From the original copy of the recipe, I have made changes to the recipe as to make it a healthier and more nutritious dish.   The following points would show the changes made to the recipe and why I chose to do it. As butter and sugar are at the top of the food pyramid which I have taken into consideration, this shows that we should consume the least amount of sugar and butter than any other food products. Therefore, I have altered the recipe to have reduced butter and sugar.

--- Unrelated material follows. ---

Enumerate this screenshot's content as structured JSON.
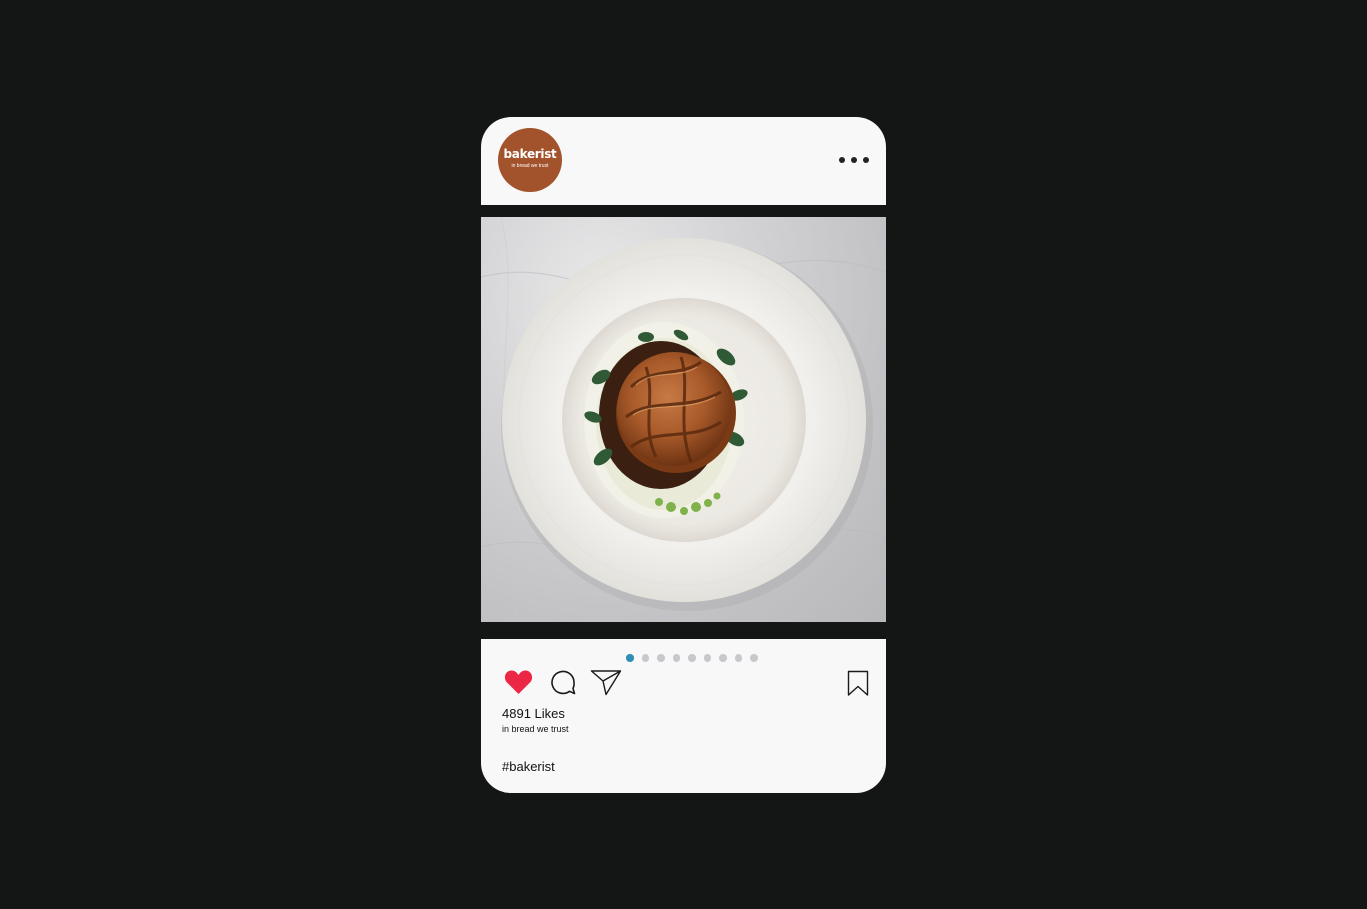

At the same time changing the butter used to unsalted butter as salt is one of the other food products at the top of the food pyramid.

Unsalted Butter

Comparing the two labels of butter, it can be seen that the normal butter is unhealthier than the unsalted butter due to its higher amount of total fat. As stated in the edited version of the recipe, I have also reduced the amount of butter used too, to ensure the dish to be healthier.

Butter 
 


Caster Sugar






By comparing the use of brown sugar and caster sugar, you can see that caster sugar has more calories than brown sugar and also the amount of carbohydrate is lesser in brown sugar than in caster sugar. I have also reduced the amount of brown sugar used and replaced it by adding more dried apple as the natural sweetness of the apple would be healthier than the sweetness from sugar.